No processo de elaboração, Cassandra relata que a possibilidade de utilizar a imagem dos entrevistados era um dos fatores que a incomodavam, citando a necessidade burocrática de ter a autorização dos pais de todas as crianças que estariam presentes no curta. A cineasta conta que gostaria que as crianças se divertissem mais do que ter somente o direito das suas imagens, então optou por ouvir das próprias crianças como elas gostariam de ser retratadas no documentário para, então, fazer versões delas na forma de uma animação.

Processo de criação

A diretora divide o processo de trabalho em duas etapas: a fase documental e a fase de animação. A primeira contou com a entrevista de mais de 60 crianças de cinco escolas diferentes, seguida da definição dos sete personagens, roteirização do tema e, a partir disso, o início da montagem. A edição do curta ocorreu aos poucos, de acordo com a produção das cenas.

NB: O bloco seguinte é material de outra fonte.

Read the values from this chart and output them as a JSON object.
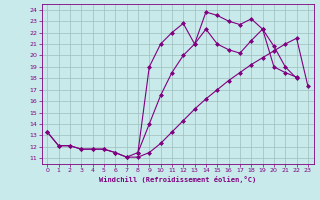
{
  "xlabel": "Windchill (Refroidissement éolien,°C)",
  "bg_color": "#c8eaea",
  "line_color": "#800080",
  "grid_color": "#9fbebe",
  "xlim": [
    -0.5,
    23.5
  ],
  "ylim": [
    10.5,
    24.5
  ],
  "xticks": [
    0,
    1,
    2,
    3,
    4,
    5,
    6,
    7,
    8,
    9,
    10,
    11,
    12,
    13,
    14,
    15,
    16,
    17,
    18,
    19,
    20,
    21,
    22,
    23
  ],
  "yticks": [
    11,
    12,
    13,
    14,
    15,
    16,
    17,
    18,
    19,
    20,
    21,
    22,
    23,
    24
  ],
  "line1_x": [
    0,
    1,
    2,
    3,
    4,
    5,
    6,
    7,
    8,
    9,
    10,
    11,
    12,
    13,
    14,
    15,
    16,
    17,
    18,
    19,
    20,
    21,
    22,
    23
  ],
  "line1_y": [
    13.3,
    12.1,
    12.1,
    11.8,
    11.8,
    11.8,
    11.5,
    11.1,
    11.1,
    11.5,
    12.3,
    13.3,
    14.3,
    15.3,
    16.2,
    17.0,
    17.8,
    18.5,
    19.2,
    19.8,
    20.4,
    21.0,
    21.5,
    17.3
  ],
  "line2_x": [
    0,
    1,
    2,
    3,
    4,
    5,
    6,
    7,
    8,
    9,
    10,
    11,
    12,
    13,
    14,
    15,
    16,
    17,
    18,
    19,
    20,
    21,
    22
  ],
  "line2_y": [
    13.3,
    12.1,
    12.1,
    11.8,
    11.8,
    11.8,
    11.5,
    11.1,
    11.5,
    19.0,
    21.0,
    22.0,
    22.8,
    21.0,
    23.8,
    23.5,
    23.0,
    22.7,
    23.2,
    22.3,
    19.0,
    18.5,
    18.1
  ],
  "line3_x": [
    8,
    9,
    10,
    11,
    12,
    13,
    14,
    15,
    16,
    17,
    18,
    19,
    20,
    21,
    22
  ],
  "line3_y": [
    11.5,
    14.0,
    16.5,
    18.5,
    20.0,
    21.0,
    22.3,
    21.0,
    20.5,
    20.2,
    21.3,
    22.3,
    20.8,
    19.0,
    18.0
  ],
  "marker": "D",
  "markersize": 2,
  "linewidth": 0.8
}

Após a definição dos personagens, ela criou as artes conceituais sobre o que cada criança gostaria de ser e também do cenário para, somente depois disso, começar a confecção deles. Nesta etapa, ela explica que teve o apoio de Gabriel Barreto, funcionário do CTR que ajuda os alunos a modelar com resina e que também possui experiência com stopmotion. “Pude aprender com ele praticamente todas as técnicas que utilizei, desde a modelagem, passando pelos moldes, peças em látex, pintura, feitura dos esqueletos, tudo”. A produção dos bonecos e cenários duraram mais de um ano. Cassandra contou ainda com o apoio de colegas que também estudaram audiovisual, por exemplo, Mari Lopes, produtora e co-roteirista do curta.

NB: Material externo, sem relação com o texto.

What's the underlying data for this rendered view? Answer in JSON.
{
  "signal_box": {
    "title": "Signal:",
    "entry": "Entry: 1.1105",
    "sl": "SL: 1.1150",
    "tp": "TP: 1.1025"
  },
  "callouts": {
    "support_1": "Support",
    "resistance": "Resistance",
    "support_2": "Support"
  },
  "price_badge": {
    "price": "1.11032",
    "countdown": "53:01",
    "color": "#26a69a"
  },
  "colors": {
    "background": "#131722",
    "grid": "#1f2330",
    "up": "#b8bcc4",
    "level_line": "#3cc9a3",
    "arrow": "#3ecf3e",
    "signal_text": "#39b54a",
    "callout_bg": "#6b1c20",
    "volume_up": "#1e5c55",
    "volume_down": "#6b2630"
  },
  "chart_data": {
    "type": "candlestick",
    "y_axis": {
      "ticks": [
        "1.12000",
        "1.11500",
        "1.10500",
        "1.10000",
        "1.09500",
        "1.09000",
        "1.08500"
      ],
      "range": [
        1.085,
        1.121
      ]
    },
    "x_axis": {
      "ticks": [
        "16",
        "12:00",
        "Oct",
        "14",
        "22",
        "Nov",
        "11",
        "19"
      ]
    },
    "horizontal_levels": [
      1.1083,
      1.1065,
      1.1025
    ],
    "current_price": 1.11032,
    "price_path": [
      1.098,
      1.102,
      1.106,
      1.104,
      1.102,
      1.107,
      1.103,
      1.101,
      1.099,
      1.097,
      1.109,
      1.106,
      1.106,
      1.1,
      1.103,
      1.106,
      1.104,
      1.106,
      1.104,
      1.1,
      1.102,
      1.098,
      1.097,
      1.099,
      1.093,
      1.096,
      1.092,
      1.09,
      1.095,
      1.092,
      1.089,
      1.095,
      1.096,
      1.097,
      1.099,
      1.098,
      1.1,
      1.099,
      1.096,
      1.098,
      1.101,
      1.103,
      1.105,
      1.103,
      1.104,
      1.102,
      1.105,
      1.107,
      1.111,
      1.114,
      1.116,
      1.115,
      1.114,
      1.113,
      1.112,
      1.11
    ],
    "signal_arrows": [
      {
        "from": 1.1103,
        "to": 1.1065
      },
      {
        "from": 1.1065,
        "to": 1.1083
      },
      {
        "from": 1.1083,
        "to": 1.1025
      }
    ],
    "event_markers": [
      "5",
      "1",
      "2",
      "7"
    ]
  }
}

Depois de muitas etapas prontas, foram cerca de 10 meses no estúdio C do Departamento, até outubro do ano passado, entre as montagens dos sets, começar a animação e os obstáculos que apareceram durante a produção. Em seguida, iniciou-se a etapa de finalização, pós e edição do som; assim que a trilha e vinheta ficaram prontas, ela mixou e finalizou o filme no próprio CTR. 

Premiação do Anima Mundi

A diretora  explica que antes mesmo de vir para São Paulo e ingressar na ECA já tinha conhecimento sobre o Anima Mundi. “Sempre gostei de animação e tê-la “tão perto” era alguma coisa pela qual, de certa forma, estava ansiosa”. Ela relata que no CTR é muito comum que os alunos produzam filmes dentro do Departamento e que esses materiais sejam inscritos em diversos festivais, geralmente em categorias específicas para filmes produzido por estudantes. Com isso, ela conseguiu realizar sua inscrição no Anima Mundi, dentro da categoria infantil, possibilitando que seu trabalho participasse da Mostra Competitiva de Curtas Infantis.

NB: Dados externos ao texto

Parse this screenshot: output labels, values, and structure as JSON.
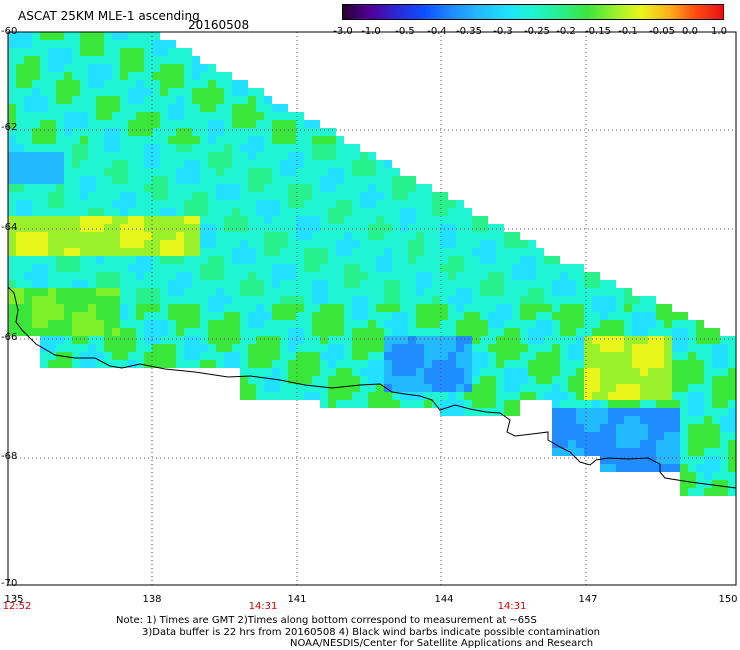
{
  "header": {
    "title": "ASCAT 25KM MLE-1 ascending",
    "date": "20160508"
  },
  "colorbar": {
    "labels": [
      "-3.0",
      "-1.0",
      "-0.5",
      "-0.4",
      "-0.35",
      "-0.3",
      "-0.25",
      "-0.2",
      "-0.15",
      "-0.1",
      "-0.05",
      "0.0",
      "1.0"
    ],
    "colors": [
      "#2a0030",
      "#50009a",
      "#2a2ad6",
      "#0a50ff",
      "#1f8cff",
      "#22b9ff",
      "#1fe0ff",
      "#1ff5d2",
      "#27f08c",
      "#3ae63a",
      "#9af02a",
      "#eaf51a",
      "#ffb01a",
      "#ff4a10",
      "#e61212"
    ]
  },
  "axes": {
    "lat_labels": [
      "-60",
      "-62",
      "-64",
      "-66",
      "-68",
      "-70"
    ],
    "lon_labels": [
      "135",
      "138",
      "141",
      "144",
      "147",
      "150"
    ],
    "time_labels": [
      "12:52",
      "14:31",
      "14:31"
    ]
  },
  "footer": {
    "note_line1": "Note: 1) Times are GMT 2)Times along bottom correspond to measurement at ~65S",
    "note_line2": "3)Data buffer is 22 hrs from 20160508 4) Black wind barbs indicate possible contamination",
    "note_line3": "NOAA/NESDIS/Center for Satellite Applications and Research"
  }
}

Cassandra relata que conseguiu o ingresso para a sessão de encerramento e premiação no Rio de Janeiro quase de última hora justamente por pensar que os jurados avisassem os ganhadores das categorias com alguma antecedência. Ao ser anunciada como ganhadora, após o momento de susto e surpresa, ficou muito feliz por ter o seu trabalho reconhecido e outras pessoas verem o Lé com Cré como um potencial a ser desenvolvido. Na edição de São Paulo, o filme ganhou outro prêmio, desta vez na categoria de Melhor Curta Infantil, de acordo com o voto do júri popular. Ela ainda pontua que o filme vem sendo inscrito em outros festivais e espera que ele tenha uma boa trajetória e seja aceito em outras mostras.

Aprendizagem na execução do trabalho

Cassandra conta que os aprendizados durante a execução do projeto foram inúmeros, desde os conceitos mais básicos de animação até a produção de bonecos e cenários para stop-motion. Ela pondera que uma das coisas mais importantes durante esse processo foi “aprender muito sobre o meu modo de trabalhar”. Apesar de realizar muitas etapas da animação sozinha, ela relata que o filme ficou pronto da forma que ela acreditava porque recebeu a ajuda de muitas amigas. “Ver que mais pessoas têm um mesmo propósito que você dá um motivo pra fazer tudo que precisa ser feito”.

Cassandra aponta que apesar das muitas exigências sobre o produto final do trabalho desenvolvido, é importante que os estudantes saibam “aproveitar esse momento para aprender”. Ela diz que mesmo diante de diversas dificuldades ao longo do caminho, não imaginaria nenhuma outra condição para vivenciar tudo o que aconteceu na produção de Lé com Cré.